Alcohol-related wreck changed future student minister’s life_112204
Posted: 11/19/04
Alcohol-related wreck changed future student minister's life
By Leann Callaway
Special to the Baptist Standard
SUGAR LAND–Casey Cease killed a friend nine years ago in an alcohol-related car accident, and guilt left him wanting to kill himself.
Now Cease–a Texas Baptist youth evangelist and student minister–travels around the country speaking to teenagers and young adults, telling them how God took him from complete brokenness and transformed him through a relationship with Jesus Christ.
The summer before his senior year of high school, Cease invited some friends to his house for a July 4 barbecue.
“It was like most other parties I attended where we drank beer, played games and hung out,” he recalled. “I was already struggling with depression during this time, and as the night wore on, things just got worse.”
| Casey Cease shares his Christian testimony at a youth gathering. |
At about 1 a.m., he and one of his guests got into an argument.
“I ran inside my house, grabbed the keys to my 1995 Z-28 Camaro and jumped into my car,” he said.
Friends surrounded his car and tried to stop him, but they eventually gave up, deciding to give him some time to calm down on his own.
“When they left, I drove over a curb to get around the car that was in front of me, and I sped off,” he said. “As I came to the exit of my neighborhood, I stopped and began sobbing. I finally gathered myself enough to decide that I just wanted to go back home”
He turned onto a main street and began speeding home.
“Going around a curve, I suddenly saw my friend John in the middle of the street with his hands raised in the air as if to stop me,” he said. “I tried to swerve the car, but John jumped in the same direction. His body rolled up on the hood of my car and crashed through my windshield. I lost control of my car and crashed into a tree. I was unconscious, and John was killed instantly.”
After the accident, Cease was placed on suicide watch in a mental hospital. During this time, John's parents came to visit him.
“They told me that they were Christians and that they forgave me,” Cease said. “At the time it was impossible for me to understand this, but now I know that they were being merciful by not giving me what I deserved and extending grace to me. They were a true Christian witness by living out a testimony to the power of Jesus Christ in their family's life.”
Not long after, Cease made a profession of faith in Jesus Christ.
“Over the course of my senior year of high school, I began attending church and reading the student Bible that my mother had bought for me,” he said. “It seemed like everywhere I turned, God was drawing me to himself.”
Following his high school graduation, Cease went to court and pleaded no contest to negligent homicide–a 4th-degree felony.
“I was placed on five years of probation, had 200 hours of community service–of which, part of my service was speaking to students–and I had a breathalyzer in my car,” he explained.
While speaking in schools, Cease developed a passion to share the message of Jesus Christ with students.
“It was during that time when my heart was really for helping students,” he said. “I was a young believer, and the youth minister at the church I was attending offered me an internship in youth ministry. I served for two summers as an intern.”
In 1999, Cease accepted God's call to enter into full-time ministry.
Today, he serves as the student pastor at Crossbridge Community Church, a Texas Baptist congregation in Richmond. In addition, he is a sought-after youth communicator and books more than 100 events each year, including citywide outreach events, revivals, retreats, Disciple Now weekends and youth camps.
“Understandably, I am often asked to share my testimony at ministry events,” he said. “I really try to utilize my story more as an illustration of God's grace extended to man through Christ, rather than allowing my story to be the main topic.”
Over the past year, Cease has distributed more than 5,000 free copies of his testimony CD titled “Tragedy to Truth” throughout the country.

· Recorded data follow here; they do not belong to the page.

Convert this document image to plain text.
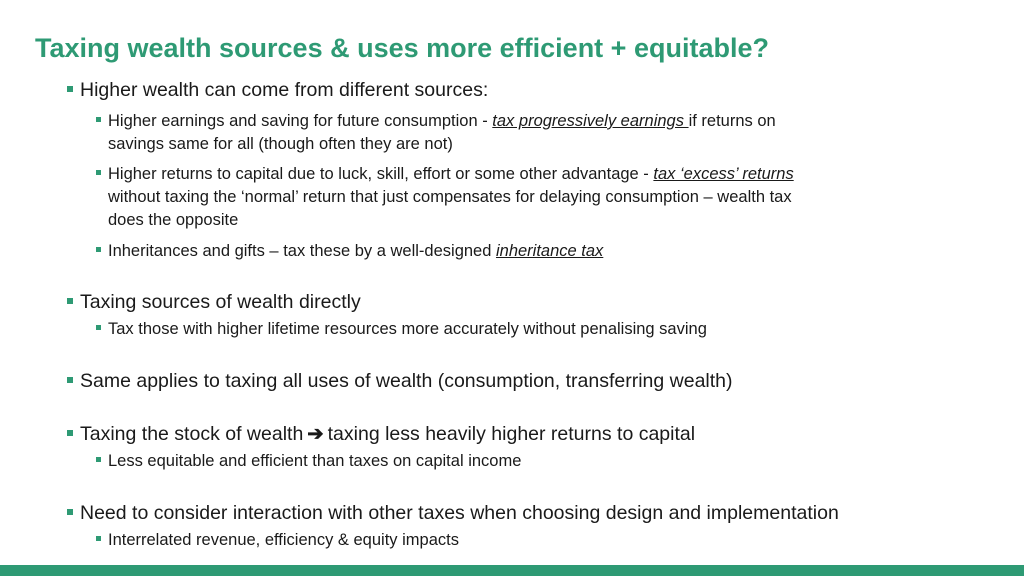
Taxing wealth sources & uses more efficient + equitable?
Higher wealth can come from different sources:
Higher earnings and saving for future consumption - tax progressively earnings if returns on
savings same for all (though often they are not)
Higher returns to capital due to luck, skill, effort or some other advantage - tax ‘excess’ returns
without taxing the ‘normal’ return that just compensates for delaying consumption – wealth tax
does the opposite
Inheritances and gifts – tax these by a well-designed inheritance tax
Taxing sources of wealth directly
Tax those with higher lifetime resources more accurately without penalising saving
Same applies to taxing all uses of wealth (consumption, transferring wealth)
Taxing the stock of wealth ➔ taxing less heavily higher returns to capital
Less equitable and efficient than taxes on capital income
Need to consider interaction with other taxes when choosing design and implementation
Interrelated revenue, efficiency & equity impacts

Cease also speaks in school assemblies and presents a program called “Next Choice,” where he shares his life experiences and emphasizes the importance of the choices we make and how they can have lifelong consequences.
“When I speak in schools, I try to have a church in the area or a campus Christian club to sponsor an event where I can share Jesus directly, as well,” he explained.
“One of the main things that I have learned from the students I work with is that they are tired of people sugarcoating everything, and they are hungry for truth. Even lost kids have said that they appreciate me being real and just telling it like it is, rather than spending the entire time trying to make them like me. Students really are starving for the truth and want it presented without fear.
“Another thing that is very apparent in the lives of students today is that their behavior is a symptom of a life that is seeking satisfaction in places and things that were never meant to satisfy them.
“While the expression of their sin may be different and more extreme than older generations, it is still rooted in an existence that is dependent upon culture rather than being dependent and satisfied in Christ. That is why the mission of this ministry is to assist people in shifting their dependency on culture to a dependency on Jesus Christ, and to help people live life with purpose–for the glory of God and his kingdom.”